Wednesday, May 02, 2012

Confidence building

I just had a very positive meeting with the 2 facilitators of a playwrights program at a Big Fancy Theatre. It's coming to the end of the 2 years that I've been in the program, and today's discussion was: where does my play go from here? The thing about plays is that they're meant to be produced, to be done, and not just read. That's how you know you have a good play. Well, one way you know, anyway. It looks like with this particular project, independent production is going to be the way to go--getting a production up, getting a decent video of it, and marketing it to festivals, to theatres that may present it, etcetera. A lot of good, hands-on work of the kind that I enjoy doing. And I think the future of Canadian theatre is going to be independently driven. That's the way things seem to be heading. Anyway, I have a lead on a possible space and resources to do this. I'm kind of excited at the idea of having a plan to move things forward. We talked about how I know exactly what has to happen, and it's just a matter of confidence.
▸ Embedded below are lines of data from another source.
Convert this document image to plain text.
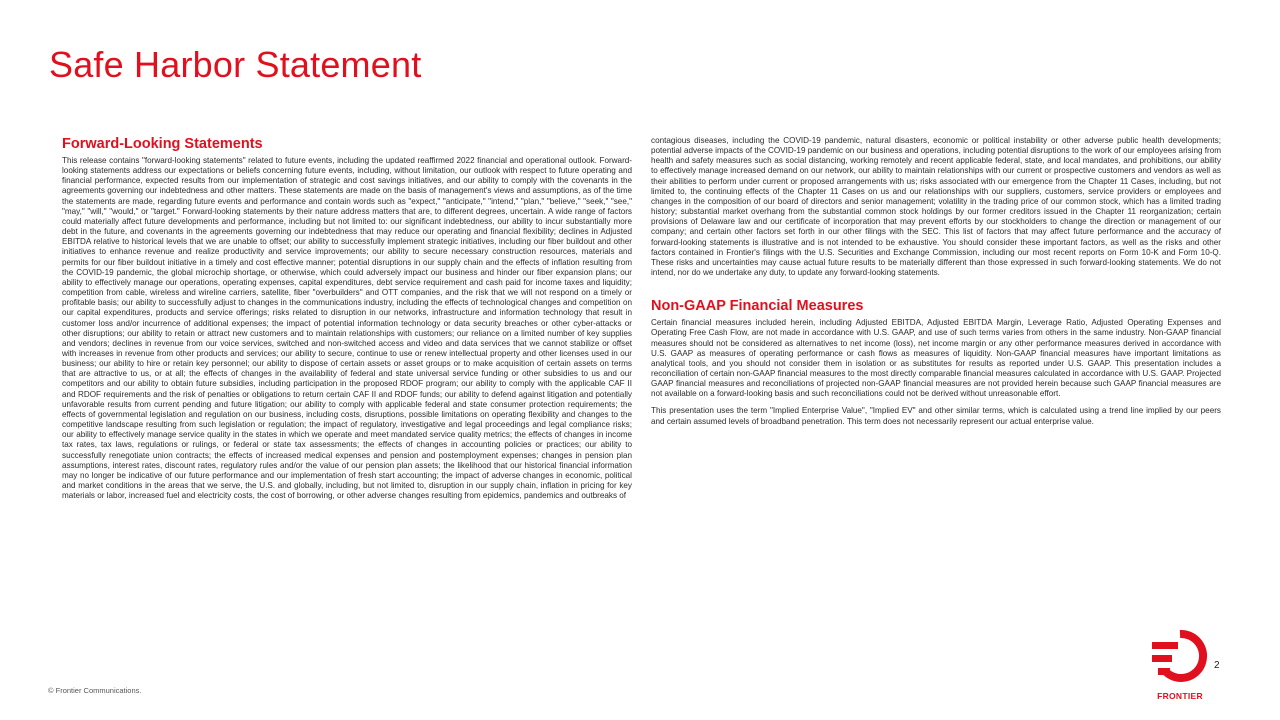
Safe Harbor Statement
Forward-Looking Statements

This release contains "forward-looking statements" related to future events, including the updated reaffirmed 2022 financial and operational outlook. Forward-looking statements address our expectations or beliefs concerning future events, including, without limitation, our outlook with respect to future operating and financial performance, expected results from our implementation of strategic and cost savings initiatives, and our ability to comply with the covenants in the agreements governing our indebtedness and other matters. These statements are made on the basis of management's views and assumptions, as of the time the statements are made, regarding future events and performance and contain words such as "expect," "anticipate," "intend," "plan," "believe," "seek," "see," "may," "will," "would," or "target." Forward-looking statements by their nature address matters that are, to different degrees, uncertain. A wide range of factors could materially affect future developments and performance, including but not limited to: our significant indebtedness, our ability to incur substantially more debt in the future, and covenants in the agreements governing our indebtedness that may reduce our operating and financial flexibility; declines in Adjusted EBITDA relative to historical levels that we are unable to offset; our ability to successfully implement strategic initiatives, including our fiber buildout and other initiatives to enhance revenue and realize productivity and service improvements; our ability to secure necessary construction resources, materials and permits for our fiber buildout initiative in a timely and cost effective manner; potential disruptions in our supply chain and the effects of inflation resulting from the COVID-19 pandemic, the global microchip shortage, or otherwise, which could adversely impact our business and hinder our fiber expansion plans; our ability to effectively manage our operations, operating expenses, capital expenditures, debt service requirement and cash paid for income taxes and liquidity; competition from cable, wireless and wireline carriers, satellite, fiber "overbuilders" and OTT companies, and the risk that we will not respond on a timely or profitable basis; our ability to successfully adjust to changes in the communications industry, including the effects of technological changes and competition on our capital expenditures, products and service offerings; risks related to disruption in our networks, infrastructure and information technology that result in customer loss and/or incurrence of additional expenses; the impact of potential information technology or data security breaches or other cyber-attacks or other disruptions; our ability to retain or attract new customers and to maintain relationships with customers; our reliance on a limited number of key supplies and vendors; declines in revenue from our voice services, switched and non-switched access and video and data services that we cannot stabilize or offset with increases in revenue from other products and services; our ability to secure, continue to use or renew intellectual property and other licenses used in our business; our ability to hire or retain key personnel; our ability to dispose of certain assets or asset groups or to make acquisition of certain assets on terms that are attractive to us, or at all; the effects of changes in the availability of federal and state universal service funding or other subsidies to us and our competitors and our ability to obtain future subsidies, including participation in the proposed RDOF program; our ability to comply with the applicable CAF II and RDOF requirements and the risk of penalties or obligations to return certain CAF II and RDOF funds; our ability to defend against litigation and potentially unfavorable results from current pending and future litigation; our ability to comply with applicable federal and state consumer protection requirements; the effects of governmental legislation and regulation on our business, including costs, disruptions, possible limitations on operating flexibility and changes to the competitive landscape resulting from such legislation or regulation; the impact of regulatory, investigative and legal proceedings and legal compliance risks; our ability to effectively manage service quality in the states in which we operate and meet mandated service quality metrics; the effects of changes in income tax rates, tax laws, regulations or rulings, or federal or state tax assessments; the effects of changes in accounting policies or practices; our ability to successfully renegotiate union contracts; the effects of increased medical expenses and pension and postemployment expenses; changes in pension plan assumptions, interest rates, discount rates, regulatory rules and/or the value of our pension plan assets; the likelihood that our historical financial information may no longer be indicative of our future performance and our implementation of fresh start accounting; the impact of adverse changes in economic, political and market conditions in the areas that we serve, the U.S. and globally, including, but not limited to, disruption in our supply chain, inflation in pricing for key materials or labor, increased fuel and electricity costs, the cost of borrowing, or other adverse changes resulting from epidemics, pandemics and outbreaks of

contagious diseases, including the COVID-19 pandemic, natural disasters, economic or political instability or other adverse public health developments; potential adverse impacts of the COVID-19 pandemic on our business and operations, including potential disruptions to the work of our employees arising from health and safety measures such as social distancing, working remotely and recent applicable federal, state, and local mandates, and prohibitions, our ability to effectively manage increased demand on our network, our ability to maintain relationships with our current or prospective customers and vendors as well as their abilities to perform under current or proposed arrangements with us; risks associated with our emergence from the Chapter 11 Cases, including, but not limited to, the continuing effects of the Chapter 11 Cases on us and our relationships with our suppliers, customers, service providers or employees and changes in the composition of our board of directors and senior management; volatility in the trading price of our common stock, which has a limited trading history; substantial market overhang from the substantial common stock holdings by our former creditors issued in the Chapter 11 reorganization; certain provisions of Delaware law and our certificate of incorporation that may prevent efforts by our stockholders to change the direction or management of our company; and certain other factors set forth in our other filings with the SEC. This list of factors that may affect future performance and the accuracy of forward-looking statements is illustrative and is not intended to be exhaustive. You should consider these important factors, as well as the risks and other factors contained in Frontier's filings with the U.S. Securities and Exchange Commission, including our most recent reports on Form 10-K and Form 10-Q. These risks and uncertainties may cause actual future results to be materially different than those expressed in such forward-looking statements. We do not intend, nor do we undertake any duty, to update any forward-looking statements.

Non-GAAP Financial Measures

Certain financial measures included herein, including Adjusted EBITDA, Adjusted EBITDA Margin, Leverage Ratio, Adjusted Operating Expenses and Operating Free Cash Flow, are not made in accordance with U.S. GAAP, and use of such terms varies from others in the same industry. Non-GAAP financial measures should not be considered as alternatives to net income (loss), net income margin or any other performance measures derived in accordance with U.S. GAAP as measures of operating performance or cash flows as measures of liquidity. Non-GAAP financial measures have important limitations as analytical tools, and you should not consider them in isolation or as substitutes for results as reported under U.S. GAAP. This presentation includes a reconciliation of certain non-GAAP financial measures to the most directly comparable financial measures calculated in accordance with U.S. GAAP. Projected GAAP financial measures and reconciliations of projected non-GAAP financial measures are not provided herein because such GAAP financial measures are not available on a forward-looking basis and such reconciliations could not be derived without unreasonable effort.

This presentation uses the term "Implied Enterprise Value", "Implied EV" and other similar terms, which is calculated using a trend line implied by our peers and certain assumed levels of broadband penetration. This term does not necessarily represent our actual enterprise value.

© Frontier Communications.
2
FRONTIER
Confidence, that thing I lack. How exactly do you build confidence? I assume you just have to get out there and make shit happen, and you get some kind of boost from having been able to put something like that together. What's the difference between gaining confidence and looking for validation? Not sure. Perhaps I need a copy of Confidence For Dummies. I don't know if that exists, but the title Self Esteem For Dummies always made me laugh when I saw it in the bookstore. "Hey, Dummy! Feel better about yourself!" Anyone have any hints for confidence for this dummy?

Tuesday, May 01, 2012

Appropriate or inappropriate?

Those of you who lost sleep over it last night will be pleased to know that I did NOT eat a chocolate bar yesterday. Nor did I eat any of the cookies that I forgot we had at home. And today I have still not eaten a chocolate bar, even though they are still sitting there on the communal treat table. I have an audition at the end of the month. Coincidentally, I'm also learning new monologues, since another place I'm auditioning for has already heard my party pieces last year. But I am in the position where I must ask myself: Is it appropriate to do a monologue about someone deciding to murder their child for a TYA (Theatre for Young Audiences) company? In the pro column: It's a pretty kickass monologue. In the cons: Should I really be talking about killing a child in front of a company that does plays for children? You see how these situations can become awkward. Yesterday I saw an ad on the side of a bus and realized it was the print campaign of a tv ad spot that I auditioned for a couple of months ago.... so I guess I didn't get it! No, I wasn't surprised, but I have to say I was glad that I at least didn't recognize the lucky actress who booked it. OK. Off to pretend to work while writing another scene of the play.